Dès le début de la réunion, un sentiment diffus nous frappe, une tension qu’il nous semble percevoir entre, d’un côté, la volonté que le management soit ouvert et participatif et, de l’autre, l’impression d’une faible adhésion des salariés aux pratiques managériales. Les manageurs ne comprennent pas pourquoi malgré leur bonne volonté les opérateurs ne s’impliquent pas davantage pour rendre leur entreprise toujours plus performante. Cette tension se cristallise en particulier autour des « temps rouges ». De quoi s’agit-il ?

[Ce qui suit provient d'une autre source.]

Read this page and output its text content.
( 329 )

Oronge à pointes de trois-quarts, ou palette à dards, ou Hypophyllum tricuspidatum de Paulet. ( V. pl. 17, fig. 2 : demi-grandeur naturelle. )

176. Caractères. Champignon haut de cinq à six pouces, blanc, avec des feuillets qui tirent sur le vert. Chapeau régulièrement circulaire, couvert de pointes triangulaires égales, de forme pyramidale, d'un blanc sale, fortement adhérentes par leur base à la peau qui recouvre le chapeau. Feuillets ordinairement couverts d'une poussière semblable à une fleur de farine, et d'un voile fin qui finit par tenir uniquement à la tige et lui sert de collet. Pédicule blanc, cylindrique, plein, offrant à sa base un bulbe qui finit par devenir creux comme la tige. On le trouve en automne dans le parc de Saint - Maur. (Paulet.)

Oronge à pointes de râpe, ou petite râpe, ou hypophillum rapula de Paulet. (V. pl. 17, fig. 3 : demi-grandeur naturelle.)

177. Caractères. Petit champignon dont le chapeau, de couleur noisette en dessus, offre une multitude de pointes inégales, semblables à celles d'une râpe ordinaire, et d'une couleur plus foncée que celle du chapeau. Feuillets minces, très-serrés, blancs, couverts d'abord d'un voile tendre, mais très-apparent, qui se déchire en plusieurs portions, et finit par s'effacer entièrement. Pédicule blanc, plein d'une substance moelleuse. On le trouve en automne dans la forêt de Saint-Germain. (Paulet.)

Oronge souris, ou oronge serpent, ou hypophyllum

Pour la direction, les temps rouges sont des temps sans valeur pour la production qui permettent d’expliquer l’écart entre la production prévue et la production réelle. Du côté du responsable Lean, les choses semblent également claires : « Le client achète du temps vert : les opérations productives à valeur ajoutée… L’improductif, c’est du rouge ! » L’opérateur souligne, lui, ce qui lui semble incohérent : « On nous demande de faire attention au nettoyage, au rangement, d’aller aux réunions d’équipe etc. Mais ces temps sont comptés en temps rouges… et en même temps, on nous dit qu’il faut réduire les temps rouges ! » Quel est donc le message perçu par cet opérateur ? La propreté, le rangement, la communication entre les équipes ne seraient donc pas des éléments de la performance ?

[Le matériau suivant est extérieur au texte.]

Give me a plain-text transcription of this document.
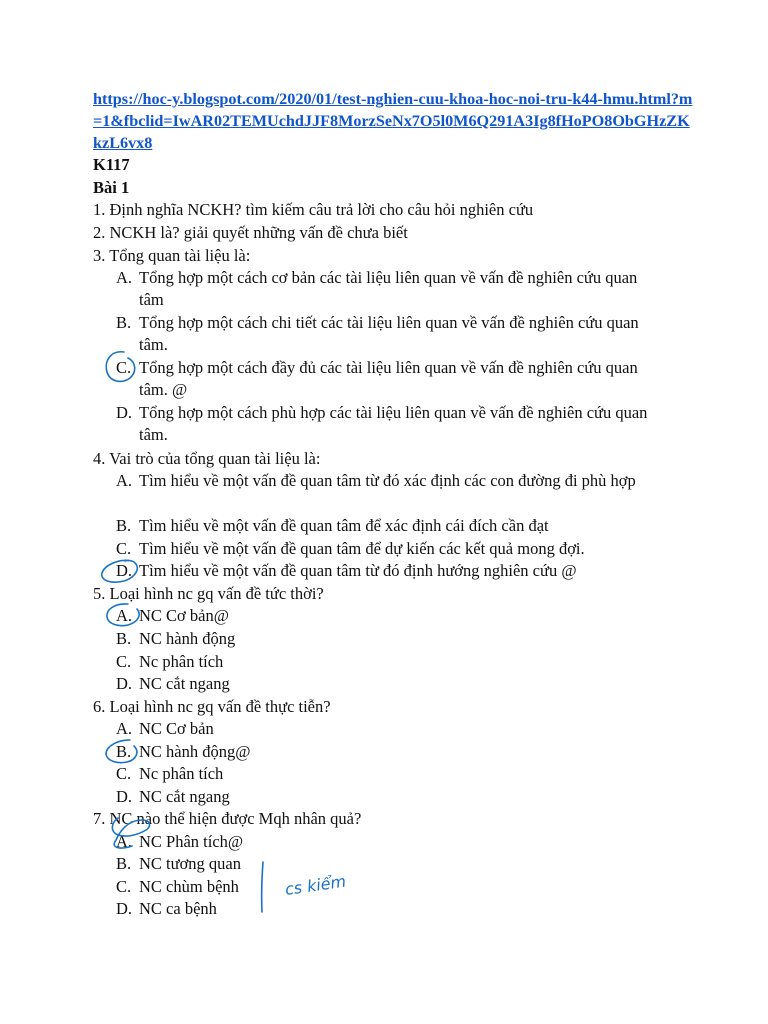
https://hoc-y.blogspot.com/2020/01/test-nghien-cuu-khoa-hoc-noi-tru-k44-hmu.html?m=1&fbclid=IwAR02TEMUchdJJF8MorzSeNx7O5l0M6Q291A3Ig8fHoPO8ObGHzZKkzL6vx8
K117
Bài 1
1. Định nghĩa NCKH? tìm kiếm câu trả lời cho câu hỏi nghiên cứu
2. NCKH là? giải quyết những vấn đề chưa biết
3. Tổng quan tài liệu là:
A. Tổng hợp một cách cơ bản các tài liệu liên quan về vấn đề nghiên cứu quan tâm
B. Tổng hợp một cách chi tiết các tài liệu liên quan về vấn đề nghiên cứu quan tâm.
C. Tổng hợp một cách đầy đủ các tài liệu liên quan về vấn đề nghiên cứu quan tâm. @
D. Tổng hợp một cách phù hợp các tài liệu liên quan về vấn đề nghiên cứu quan tâm.
4. Vai trò của tổng quan tài liệu là:
A. Tìm hiểu về một vấn đề quan tâm từ đó xác định các con đường đi phù hợp
B. Tìm hiểu về một vấn đề quan tâm để xác định cái đích cần đạt
C. Tìm hiểu về một vấn đề quan tâm để dự kiến các kết quả mong đợi.
D. Tìm hiểu về một vấn đề quan tâm từ đó định hướng nghiên cứu @
5. Loại hình nc gq vấn đề tức thời?
A. NC Cơ bản@
B. NC hành động
C. Nc phân tích
D. NC cắt ngang
6. Loại hình nc gq vấn đề thực tiễn?
A. NC Cơ bản
B. NC hành động@
C. Nc phân tích
D. NC cắt ngang
7. NC nào thể hiện được Mqh nhân quả?
A. NC Phân tích@
B. NC tương quan
C. NC chùm bệnh
D. NC ca bệnh
cs kiểm
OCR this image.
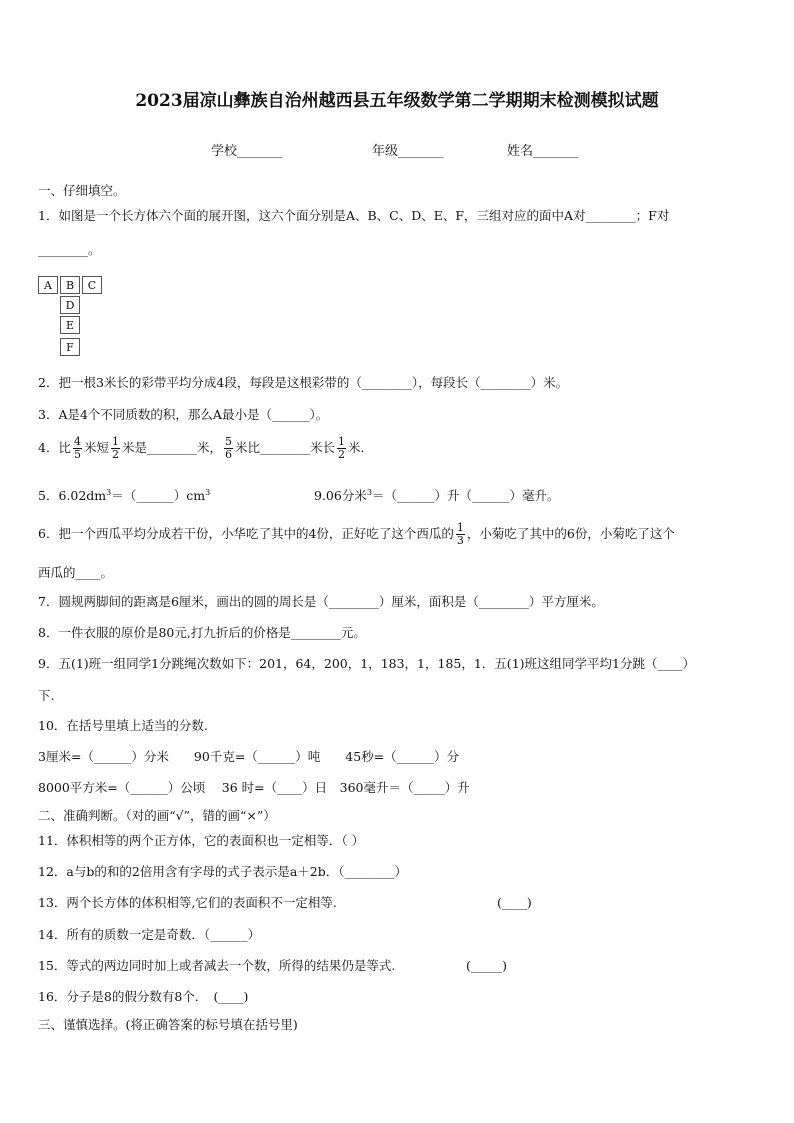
2023届凉山彝族自治州越西县五年级数学第二学期期末检测模拟试题
学校_______	年级_______	姓名_______
一、仔细填空。
1．如图是一个长方体六个面的展开图，这六个面分别是A、B、C、D、E、F，三组对应的面中A对________；F对
________。
A	B	C
D
E
F
2．把一根3米长的彩带平均分成4段，每段是这根彩带的（________），每段长（________）米。
3．A是4个不同质数的积，那么A最小是（______）。
4．比 $\frac{4}{5}$ 米短 $\frac{1}{2}$ 米是________米， $\frac{5}{6}$ 米比________米长 $\frac{1}{2}$ 米．
5．$6.02dm^3=(\_\_\_\_\_\_)cm^3$	9.06分米$^3$＝（______）升（______）毫升。
6．把一个西瓜平均分成若干份，小华吃了其中的4份，正好吃了这个西瓜的 $\frac{1}{3}$ ，小菊吃了其中的6份，小菊吃了这个
西瓜的____。
7．圆规两脚间的距离是6厘米，画出的圆的周长是（________）厘米，面积是（________）平方厘米。
8．一件衣服的原价是80元,打九折后的价格是________元。
9．五(1)班一组同学1分跳绳次数如下：201，64，200，1，183，1，185，1．五(1)班这组同学平均1分跳（____）
下.
10．在括号里填上适当的分数.
3厘米=（______）分米　　90千克=（______）吨　　45秒=（______）分
8000平方米=（______）公顷　 36 时=（____）日　360毫升＝（_____）升
二、准确判断。（对的画“√”，错的画“×”）
11．体积相等的两个正方体，它的表面积也一定相等．（ ）
12．a与b的和的2倍用含有字母的式子表示是a＋2b．（________）
13．两个长方体的体积相等,它们的表面积不一定相等.	(____)
14．所有的质数一定是奇数．（______）
15．等式的两边同时加上或者减去一个数，所得的结果仍是等式.	(_____)
16．分子是8的假分数有8个．　(____)
三、谨慎选择。(将正确答案的标号填在括号里)
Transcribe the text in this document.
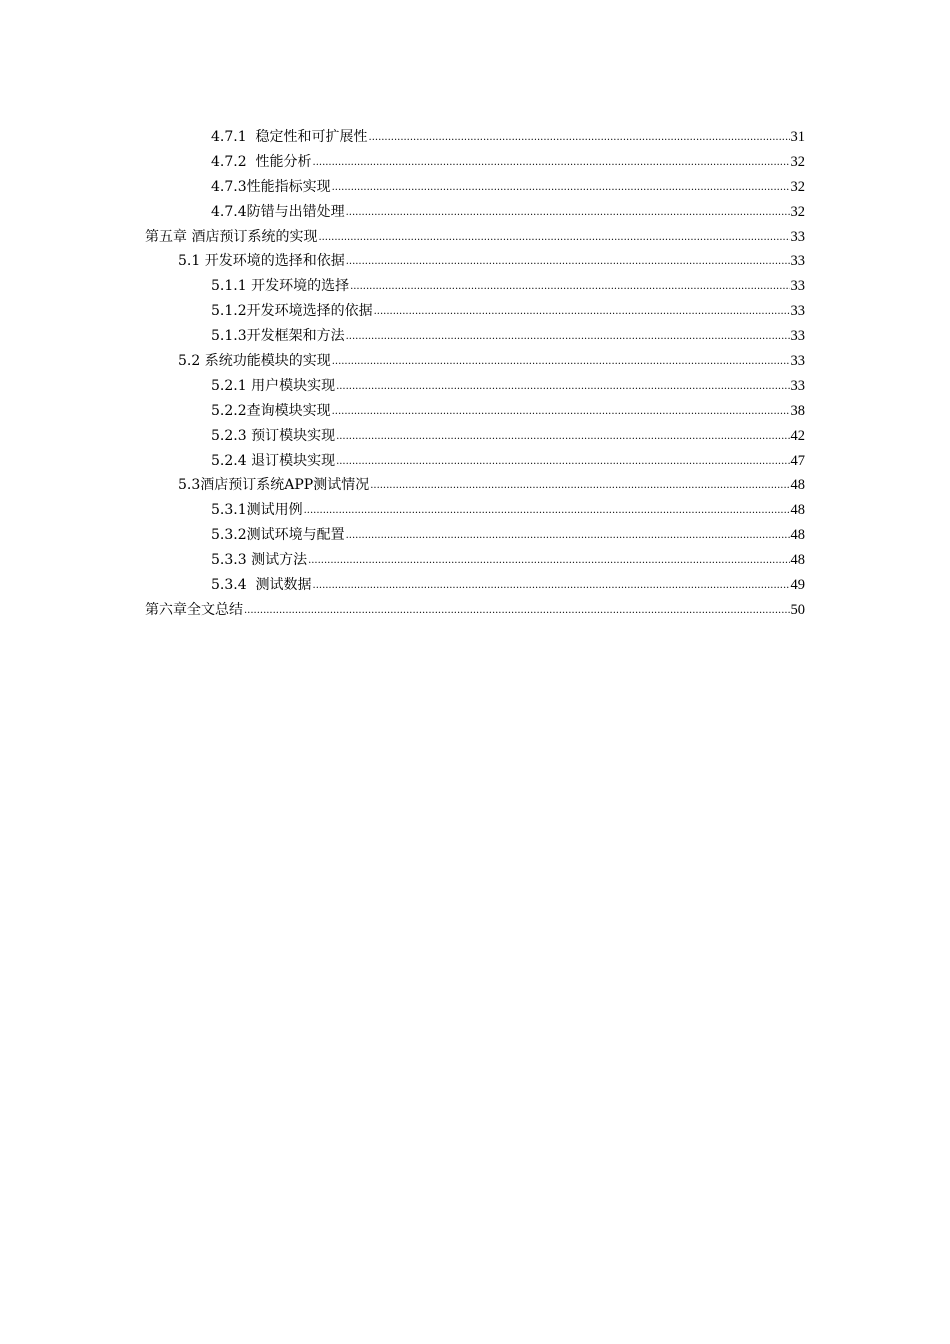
4.7.1  稳定性和可扩展性 .....	31
4.7.2  性能分析 .....	32
4.7.3性能指标实现 .....	32
4.7.4防错与出错处理 .....	32
第五章 酒店预订系统的实现 .....	33
5.1 开发环境的选择和依据 .....	33
5.1.1 开发环境的选择 .....	33
5.1.2开发环境选择的依据 .....	33
5.1.3开发框架和方法 .....	33
5.2 系统功能模块的实现 .....	33
5.2.1 用户模块实现 .....	33
5.2.2查询模块实现 .....	38
5.2.3 预订模块实现 .....	42
5.2.4 退订模块实现 .....	47
5.3酒店预订系统APP测试情况 .....	48
5.3.1测试用例 .....	48
5.3.2测试环境与配置 .....	48
5.3.3 测试方法 .....	48
5.3.4  测试数据 .....	49
第六章全文总结 .....	50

Dans cette entreprise, le management des « temps rouges » ne conduit pas à du « flicage » ; il est rare que des reproches individuels soient adressés sur ce sujet aux équipes. Mais tiraillés de ne pouvoir atteindre les objectifs, certains opérateurs vivent tout de même mal les tensions liées à un tel affichage. L’un deux souligne cependant que le problème se situe ailleurs : « Sur certaines lignes, la production est de toute façon trop difficile à tenir ! » Cette remarque en suscite d’autres, de la part d’opérateurs, comme de manageurs ou de techniciens méthodes : « On fait remonter les problèmes pour réduire les temps rouges mais on a peu de retour, c’est démotivant. », « Parfois les chronos ont été faits sur 1 heure. Ils ne sont pas tenables sur 8 heures… », « On ferait mieux de baisser l’objectif de production plutôt que de rester dans le rouge en permanence ».
Un manageur renchérit : « Si les équipes ne partagent pas les objectifs affichés, si elles les jugent intenables, il n’est pas étonnant qu’elles perçoivent tout le reste de manière négative… »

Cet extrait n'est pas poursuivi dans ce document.